In a cursory view, hitters seemed to be swinging at pitches earlier in the count. Hitters waiting to see how umpires would judge the strike zone and the illusion of catchers framing pitches were relics of the past. Hitters arguing ball-strike calls are gone as well, although Mets prospect Carlos Cortes did argue the timing of a pitch call and was ejected from an AFL game.
New rule: A 15-second pitch clock. If the pitcher doesn’t get there, it’s a ball. If a batter isn’t ready in time, it’s a strike. It must have worked. Games lasted 2:45 this fall as opposed to 3:10 during the Major League season. Even the televised Fall Star Game, replete with commercial breaks, was played in 2:30.
There were downsides.
“Tactically, it distracts a little bit,” said Ken Knutson, the pitching coach for the Salt River Rafters and a pitching coordinator in the New York Mets minor league system. “We have a hard time changing signs. We just do. Sometimes we just can’t change signs.”
New rule: No shifts. Two infielders must play anywhere on each side of second base and on the infield skin. That resulted in a slight .004 rise in batting average. It was small sample size since the Fall League lasted only 30 games. The impact on 162 games could be profound.
Major League hitters batted .244 last season, down 20 points since 2008 when Tampa Bay perfected the practice and as extreme shifts gradually became more prevalent.
There were 55,595 shifts utilized this past season on 30.9% of all plate appearances, according to Baseball Savant. Three of the teams to make it to each League Championship Series, including the World Series-winning Atlanta Braves and losing Houston Astros, were among the four most egregious users of the shift.
The Los Angeles Dodgers led the league by shifting on 53.6% of all plate appearances.
The Milwaukee Brewers, who won the National League Central and then lost to the Braves in an NL Division Series, were next to last among the 30 teams at 17.5%.
So, if there’s a will, there’s way to win without infielders shifting, particularly on each pitch.
“If you think about it, let’s just say you regulate the shift by requiring two infielders on each side of second base. What does it do? It makes the game look like what it looked like when I was 12 years old, watching the All-Star Game at camp,” Manfred told assembled baseball writers before the MLB’s All-Star Game this past summer in Denver.

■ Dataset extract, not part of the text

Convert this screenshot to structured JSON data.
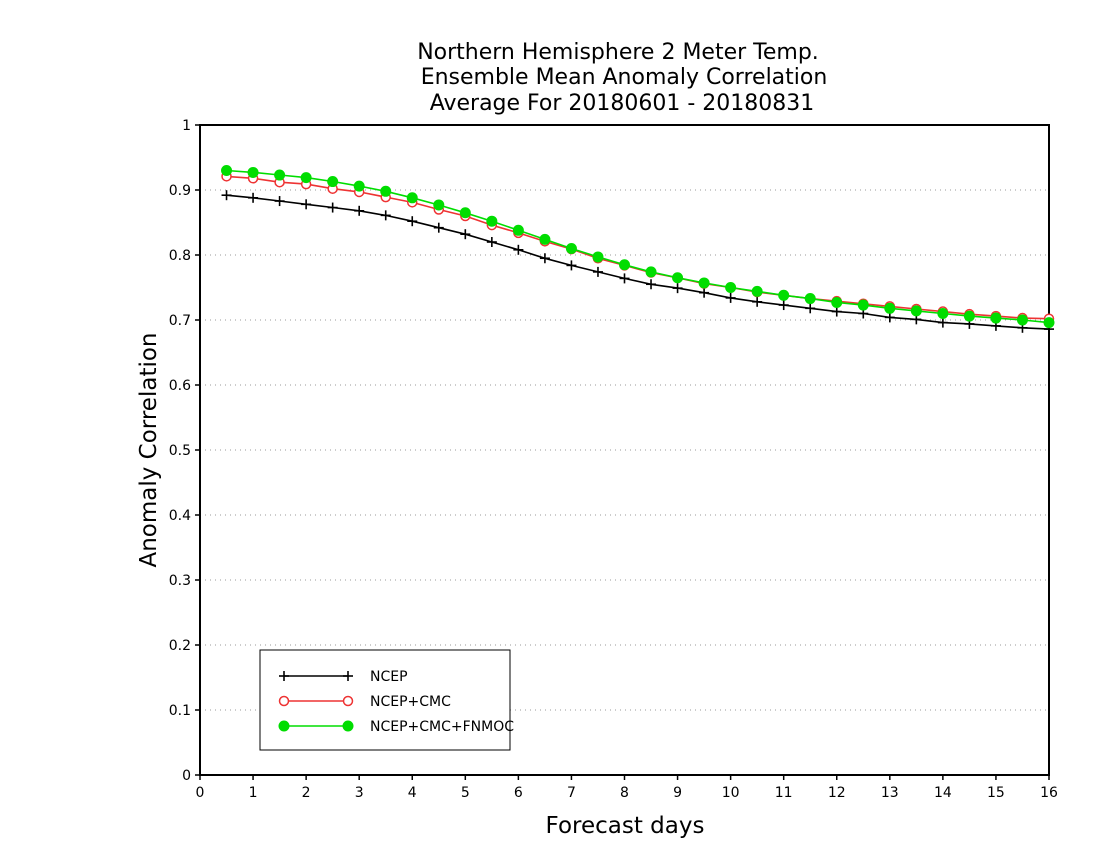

“It would be sort of a restoration, right? That’s why people are in favor of [eliminating] them. I think front offices, in general, believe it would have a positive effect on play of the game. So, you know, I’m hopeful it will happen.”
New rule: A baseball that comes out of the box uniformly tackier and doesn’t need to be rubbed up with Delaware River mud that has amassed in a South Jersey tributary and been used for that purpose in the Majors since 1938. MLB has control of implementing this one and has already regularly changed the composite and texture of the ball.
“I’m for that, too, or at least experimenting with a consistent ball,” Black said.
According to players and coaches that worked the Fall League this year, the ball comes out of the box with a powdery substance on it. They’re not as slick to the touch as the baseballs that caused MLB to crack down mid-season on pitchers applying foreign substances like spit or Spider Tack to it. The punishment was a 10-game suspension, and after the edict only two MLB pitchers were penalized.
“We actually have a couple of options in terms of tackier balls,” Manfred said last week. “We could be in position to use a new ball next year. Maybe it’s going to be 2023 instead, but we’re continuing to work on it.” There will be testing this winter and in spring training.”